Though details regarding the sales of General Motor’s medium-duty truck business to Navistar, the parent company of International Truck & Engine Corp., remain thin at this point, analysts think it’s a good deal for both companies.
“It’s an opportunity for International to really expand its presence in the Class 3-5 midrange market,” Chris Brady, president of Commercial Motor Vehicle Consulting (CMVC), told FleetOwner.
“International doesn’t have a strong presence in that area and there’s much more growth going on there compared to the Class 6-7 segment,” he said. “Another good thing is that GM recently redesigned its product, so International is not getting something old it must update quickly – it has time to work with it.”
“In general, this is not a bad deal at all,” Eric Starks, president of equipment market analytical firm FTR Associates, told FleetOwner. “It’s a really good way for GM to stop building medium-duty trucks without letting that business fall off the face of the earth.
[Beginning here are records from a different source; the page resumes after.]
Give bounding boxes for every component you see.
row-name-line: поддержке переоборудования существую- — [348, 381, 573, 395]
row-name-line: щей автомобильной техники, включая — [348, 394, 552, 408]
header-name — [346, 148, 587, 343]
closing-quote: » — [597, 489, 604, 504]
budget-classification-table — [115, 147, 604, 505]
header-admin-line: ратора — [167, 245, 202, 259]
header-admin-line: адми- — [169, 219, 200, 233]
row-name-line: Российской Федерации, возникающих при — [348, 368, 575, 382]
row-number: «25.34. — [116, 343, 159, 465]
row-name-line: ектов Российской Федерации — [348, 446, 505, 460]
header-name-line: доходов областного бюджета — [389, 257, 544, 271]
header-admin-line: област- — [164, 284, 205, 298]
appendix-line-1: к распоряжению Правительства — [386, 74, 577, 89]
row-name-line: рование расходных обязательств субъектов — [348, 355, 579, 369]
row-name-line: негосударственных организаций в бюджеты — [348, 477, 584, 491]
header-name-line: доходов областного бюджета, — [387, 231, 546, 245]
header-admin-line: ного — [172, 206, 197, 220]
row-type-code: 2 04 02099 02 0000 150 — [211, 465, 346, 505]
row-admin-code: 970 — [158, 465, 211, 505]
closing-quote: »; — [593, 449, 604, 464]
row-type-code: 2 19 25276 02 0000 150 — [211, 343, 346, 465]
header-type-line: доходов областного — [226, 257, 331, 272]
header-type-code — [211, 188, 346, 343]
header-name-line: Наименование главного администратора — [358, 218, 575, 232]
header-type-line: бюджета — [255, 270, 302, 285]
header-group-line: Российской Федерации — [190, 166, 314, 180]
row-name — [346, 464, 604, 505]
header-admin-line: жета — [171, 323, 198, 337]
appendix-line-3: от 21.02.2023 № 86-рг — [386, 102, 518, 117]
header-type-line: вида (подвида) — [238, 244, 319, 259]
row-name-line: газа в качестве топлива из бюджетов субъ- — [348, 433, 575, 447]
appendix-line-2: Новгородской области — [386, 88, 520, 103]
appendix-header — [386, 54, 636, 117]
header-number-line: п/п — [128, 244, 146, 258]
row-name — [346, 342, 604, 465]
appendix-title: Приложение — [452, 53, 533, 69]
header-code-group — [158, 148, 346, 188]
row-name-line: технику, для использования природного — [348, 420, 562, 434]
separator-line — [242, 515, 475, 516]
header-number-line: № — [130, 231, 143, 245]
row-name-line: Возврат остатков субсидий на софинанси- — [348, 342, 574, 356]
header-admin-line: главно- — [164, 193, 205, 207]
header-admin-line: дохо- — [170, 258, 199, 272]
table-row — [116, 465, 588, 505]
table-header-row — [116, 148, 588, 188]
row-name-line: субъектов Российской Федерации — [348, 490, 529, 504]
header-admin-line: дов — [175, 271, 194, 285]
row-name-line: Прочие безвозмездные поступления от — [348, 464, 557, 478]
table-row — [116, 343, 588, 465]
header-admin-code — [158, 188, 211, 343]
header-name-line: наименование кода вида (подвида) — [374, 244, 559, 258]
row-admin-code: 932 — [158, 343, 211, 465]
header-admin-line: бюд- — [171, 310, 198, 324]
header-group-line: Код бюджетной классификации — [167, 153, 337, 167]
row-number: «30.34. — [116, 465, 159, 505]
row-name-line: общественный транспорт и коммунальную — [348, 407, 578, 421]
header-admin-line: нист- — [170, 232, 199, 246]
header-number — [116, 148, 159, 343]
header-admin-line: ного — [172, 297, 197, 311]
This way, they are taking care of their customer base.”
The sale, valued by Bear Stearns analysts at $500 million, comes at a critical time for GM. According to the Detroit Free Press, the automaker sold more than $21 billion in assets over the past three years, posting net losses of $50 billion, including a $39 billion charge in the third quarter alone of this year to cover tax accounting changes. In August, GM sold Allison Transmission to buyout firms Carlyle Group and Onex Corp. for $5.6 billion.
“They might as well monetize one more non-strategic asset to fund the turnaround,” Pete Hastings, a fixed-income analyst at Morgan Keegan & Co., told the Detroit Free Press. “GM doesn’t have a liquidity problem, but adding more coins to the coffers is never a bad thing.”
“This will enable GM to allocate more resources on its core: cars and light trucks,” noted auto analyst C. Leonard Bauer, formerly of Prudential. “I like the sale to Navistar in that it gets GM out of a space that did not represent a big gainer. GM has seen the future, and for them it's not in manufacturing mid-size trucks.”
According to industry estimates, the deal should add $1.5 billion or more to International’s top line revenues. It should fit well with its growth strategy, leveraging GM’s and International’s medium-duty product lines to gain scale and improving International’s manufacturing cost structures.
“This may really help them with their cost structure, but the biggest thing for International is that it solidifies them as the mid-range leader,” FTR’s Starks said. “They’ve always been a key player – now they are the big boys on the block.”
One expected casualty of this deal is International’s relationship with Ford Motor Co., already on the rocks over several issues. Though the two have been involved in joint venture to build Class 3-5 cabover trucks since 2001, they’ve been at loggerheads over diesel engines. International, the exclusive diesel engine supplier for Ford’s heavy-duty pickups since 1979, stopped production of its 6.4 liter PowerStroke back in February in a pricing dispute with Ford and only restarted making them under a court order. The issue isn’t minor, as 40% of the 796,039 F-Series trucks Ford sold in 2006 were equipped with International-brand diesel engines.
“Ford’s bread and butter in the commercial market is Class 3-5, and now International will be going head-to-head with them,” CMVC’s Brady said. “In my opinion, there’s a lot of animosity between them, and my gut tells me Ford may opt out of their diesel engine contract when it comes up for renewal.”
But Brady stresses that International didn’t buy GM’s medium-duty business just to support its mid-range diesel engine sales. “They are looking at that Class 3-5 market and are seeing a lot of growth, especially over the last 10 years, compared to their relatively more mature Class 6-7 segment, which is growing maybe between 3% and 4% a year. They see this as an opportunity to get into that Class 3-5 segment with a competitive product relatively inexpensively. It’s a no-brainer for them.”